I am not talking code that was specifically designed to form a counter example to this claim. I am talking about typical code that is written.

Exactly! But the typical code in your own mind in how do XYZ idea is
very limited. Thats one of the major beefs with your outrageous
statements. Its this way or NO way.

You couldn't predict that the OS would not swap out the pages of my data when I could and did make this accurate prediction. I knew that the OS had far more RAM than it needed, and thus had no good reason to swap out this data.

Pedro, that is really an inaccurate rationalization developed over the
last 3-4 months when the facts were you lacked understanding of the
virtualization memory concept, and it still seems you are still in
denial.

Lets try it this way, its like this in simple terms:

    YOU ARE FREE UNTIL THE OS SEES YOU NO LONGER HAVE ROOM
    TO BE FREE.

You were told that you have to use SPECIAL API functions to provide
the OS the "hint" that you wish certain memory blocks to be non-
pagable, and for special cases, the API applies when you have special
multi-core hardware, i.e. NUMA.

But in the "typical code" sense as you speak of, using standard memory
allocation (whether you do it explicitly or not such as with a class,
does not matter), will not provide you this FREEDOM and that is what
you were MIXING up. You wanted freedom and believe that if you didn't
pressure the system than there was NO reason to lose this freedom.

So if you are testing and have not put any load (pressure) into your
system, the oddsS are very good you will see an illusion of this
unrestricted non-paging freedom.

But like most systems of the world, once the "chaos" begins, you will
tend to lose the freedom you thought to be absolute - its not.

So when you talk about "typical coding" well, using the special API is
not typical coding. Most people will allow the OS memory management
to deal with application code and data needs.

If you want to make claims that performance about a particular
implementation you have in mind, you need to specific what the
boundary conditions and presumptions are for the process environment.

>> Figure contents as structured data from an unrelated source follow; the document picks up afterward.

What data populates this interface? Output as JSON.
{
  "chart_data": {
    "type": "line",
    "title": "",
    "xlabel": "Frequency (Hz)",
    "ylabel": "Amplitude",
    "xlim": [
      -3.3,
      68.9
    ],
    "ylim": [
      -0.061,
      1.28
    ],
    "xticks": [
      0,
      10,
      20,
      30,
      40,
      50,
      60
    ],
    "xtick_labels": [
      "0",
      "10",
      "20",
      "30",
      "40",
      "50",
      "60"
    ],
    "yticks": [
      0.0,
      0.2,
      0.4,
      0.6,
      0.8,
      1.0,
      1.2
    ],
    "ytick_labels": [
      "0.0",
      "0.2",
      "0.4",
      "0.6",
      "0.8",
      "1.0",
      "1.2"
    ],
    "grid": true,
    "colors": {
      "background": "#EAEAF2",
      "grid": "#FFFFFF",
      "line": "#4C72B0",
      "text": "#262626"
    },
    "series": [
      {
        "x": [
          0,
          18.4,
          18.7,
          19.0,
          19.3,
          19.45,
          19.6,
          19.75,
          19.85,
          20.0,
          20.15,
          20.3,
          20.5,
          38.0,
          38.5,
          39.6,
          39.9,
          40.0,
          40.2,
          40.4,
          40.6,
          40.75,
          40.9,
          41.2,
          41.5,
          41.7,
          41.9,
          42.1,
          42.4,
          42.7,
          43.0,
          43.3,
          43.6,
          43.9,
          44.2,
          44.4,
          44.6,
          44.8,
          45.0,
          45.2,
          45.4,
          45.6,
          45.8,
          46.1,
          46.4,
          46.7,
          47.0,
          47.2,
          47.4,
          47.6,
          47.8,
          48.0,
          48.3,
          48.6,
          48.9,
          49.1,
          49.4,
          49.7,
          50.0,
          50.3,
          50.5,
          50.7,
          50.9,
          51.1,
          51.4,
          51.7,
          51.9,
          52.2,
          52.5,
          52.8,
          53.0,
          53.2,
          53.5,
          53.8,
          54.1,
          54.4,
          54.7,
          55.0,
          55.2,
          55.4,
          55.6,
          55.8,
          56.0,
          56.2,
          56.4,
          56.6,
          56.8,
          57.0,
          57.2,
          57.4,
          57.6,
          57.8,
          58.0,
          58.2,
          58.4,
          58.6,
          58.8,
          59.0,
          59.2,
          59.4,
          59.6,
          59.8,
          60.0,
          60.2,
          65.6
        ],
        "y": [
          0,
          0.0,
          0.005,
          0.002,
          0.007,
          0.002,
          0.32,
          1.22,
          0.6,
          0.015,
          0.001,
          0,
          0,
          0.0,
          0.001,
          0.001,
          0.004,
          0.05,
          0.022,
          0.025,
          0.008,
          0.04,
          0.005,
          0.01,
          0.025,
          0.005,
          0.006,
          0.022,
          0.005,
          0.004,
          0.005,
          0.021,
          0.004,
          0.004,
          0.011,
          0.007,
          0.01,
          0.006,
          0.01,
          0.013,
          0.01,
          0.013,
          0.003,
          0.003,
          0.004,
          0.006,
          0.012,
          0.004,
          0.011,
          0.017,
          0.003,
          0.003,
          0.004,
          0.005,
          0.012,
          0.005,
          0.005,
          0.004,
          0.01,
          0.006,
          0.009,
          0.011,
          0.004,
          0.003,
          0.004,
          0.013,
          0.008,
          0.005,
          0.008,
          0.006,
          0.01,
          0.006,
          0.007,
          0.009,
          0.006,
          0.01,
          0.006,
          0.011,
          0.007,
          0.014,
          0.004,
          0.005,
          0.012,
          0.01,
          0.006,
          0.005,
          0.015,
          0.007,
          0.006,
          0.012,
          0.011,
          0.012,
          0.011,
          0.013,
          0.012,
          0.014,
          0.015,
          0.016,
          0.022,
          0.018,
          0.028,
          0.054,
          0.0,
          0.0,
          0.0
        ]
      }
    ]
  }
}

One example, you have to stipulate:

    These test results are based on the idea that the data
    tables are non-pagable memory blocks and that data
    locality overhead differentials are not a factor or is
    it common and practically negligible. In other words,
    memory I/O is the same.

    These test results are based on the compilation using
    XYZ compiler version #.# with the following optimization
    switches.

    These test results are based that no USER LEVEL memory
    allocation is done and data arrays are implicitly
    management by the data array object managements. In
    this case, std::vector is used for data arrays.

And so one.

The beef I have is this is so trivial ideas. What you are trying to
prove? Is your claim or proposal basically?

      "A method using std::vector for a UTF-8 to UTF-32 encoder
       which offer performances equal or better as the most
       acceptable methods today."

Whatever that XYZ methods are, one would venture it will be the method
the person needing this stuff is using. Be it some 3rd party library,
the platform OS API if any, or his own. He might be interested in
your method IFF he feels the method he is using is currently slow, but
acceptable until something betters it.

So he might try your method which means switching his data to
std::vector.

But the purest will look at that and say:

     "If its based on std::vector, then I can easily convert it
      using C based array primitives."

The odds are very good that will happen if they don't want to use the
STL library. And he might do a quick test and compare to see what
"secret" (and there isn't any) that using std::vector provides in
speed but now lost in a more primitive functional prototype version.
Even if he sees (and he won't unless he coded it wrong) there is a
slight performance gain, he might ignore that gain in order to get the
"productivity" gain using a interface layer better suited for him.

You need to understand that MANY practical engineers think in this
was. If they are going to use a new technology, it better be worth
the pains of rewriting code in order to fit it in.

--
HLS